Exotic structures eliminate lattice mismatch problems
Dr Michael Gao
The alien scene pictured below shows crystals of pure gallium antimonide sitting on top of spindly stalks of gallium arsenide. The stalks are around 30 nm in diameter and the formations were grown by Dr Michael Gao, a postdoctoral fellow in the Department of Electronic Materials Engineering (RSPSE). They represent new efforts to work with the semiconductor gallium antimonide. “There’s a lot of interest in working with gallium antimonide,” says Dr Gao. “It possesses a band gap that makes it an excellent material for many optoelectronic devices such as lasers and infrared detectors and LEDs. Unfortunately it’s very expensive and it’s difficult to deposit on other more commonly used semiconductor wafers like gallium arsenide.
“That’s because gallium antimonide has a larger lattice constant than gallium arsenide. When it crystallises on top of a wafer of gallium arsenide, large amounts of tension develop in the crystal structure of the gallium antimonide as the two crystal structures attempt to match. This tension prevents the gallium antimonide from forming smooth layers or growing into usable shapes.” “However, we have discovered that if you grow gallium antimonide on top of a nanowire of gallium arsenide that the gallium antimonide crystal can grow without large amounts of tension. We believe this is because the nanowirebase from which the gallium antimonide is growing is small enough not to impose its crystal structure on the newly forming crystal.”
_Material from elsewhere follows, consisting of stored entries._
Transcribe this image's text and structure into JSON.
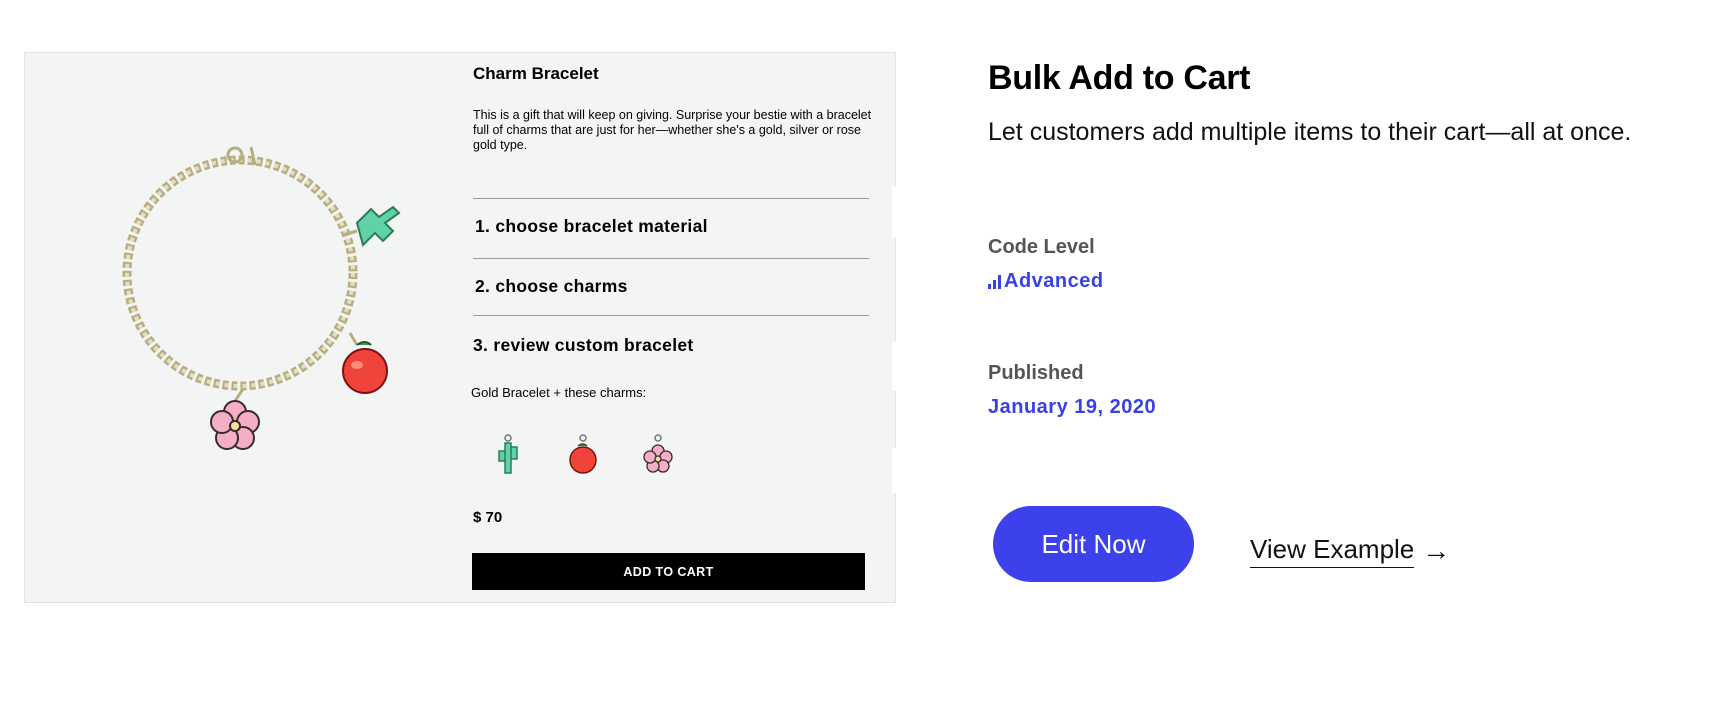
{
  "preview": {
    "product_title": "Charm Bracelet",
    "description": "This is a gift that will keep on giving. Surprise your bestie with a bracelet full of charms that are just for her—whether she's a gold, silver or rose gold type.",
    "steps": [
      "1. choose bracelet material",
      "2. choose charms",
      "3. review custom bracelet"
    ],
    "combo_text": "Gold Bracelet + these charms:",
    "charms": [
      "cactus-charm",
      "apple-charm",
      "flower-charm"
    ],
    "price": "$ 70",
    "add_to_cart": "ADD TO CART",
    "colors": {
      "card_bg": "#f3f5f5",
      "cactus": "#5fd3a6",
      "apple": "#f0443a",
      "flower": "#f4aec6",
      "chain": "#c9bf94"
    }
  },
  "info": {
    "title": "Bulk Add to Cart",
    "subtitle": "Let customers add multiple items to their cart—all at once.",
    "code_level_label": "Code Level",
    "code_level_value": "Advanced",
    "published_label": "Published",
    "published_value": "January 19, 2020",
    "edit_button": "Edit Now",
    "view_link": "View Example",
    "view_arrow": "→",
    "colors": {
      "accent": "#3841e8",
      "button": "#3c41ec"
    }
  }
}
Dr Gao’s work is part of the research of Professor Chennupati Jagadish’s Semiconductor Optoelectronics and Nanotechnology Group on nanowires. The Group has been growing nanowires by placing nanoparticles of gold onto semiconductor wafers of gallium arsenide. The sample is then placed in their MOCVD (Metal Organic Chemical Vapour Deposition) reactor and heated causing the gold nanoparticles to melt. Gallium and arsenic atoms are then passed over the sample in the form of a vapour and a nanowire of pure gallium arsenide starts to grow under the gold droplet.
Having become confident in their capacity to grow simple gallium arsenide nanowires the researchers are now exploring a variety of ways of modifying the wires, including the incorporation of different elements.
The hetero-nanowires that Dr Gao has been growing have gallium antimonide on top of gallium arsenide. Because the gallium antimonide has the larger lattice constant it grows out rather than tapering in. In so doing, it forms nanoscale lollipops, popsicles or match heads depending on the particular growth treatment being applied.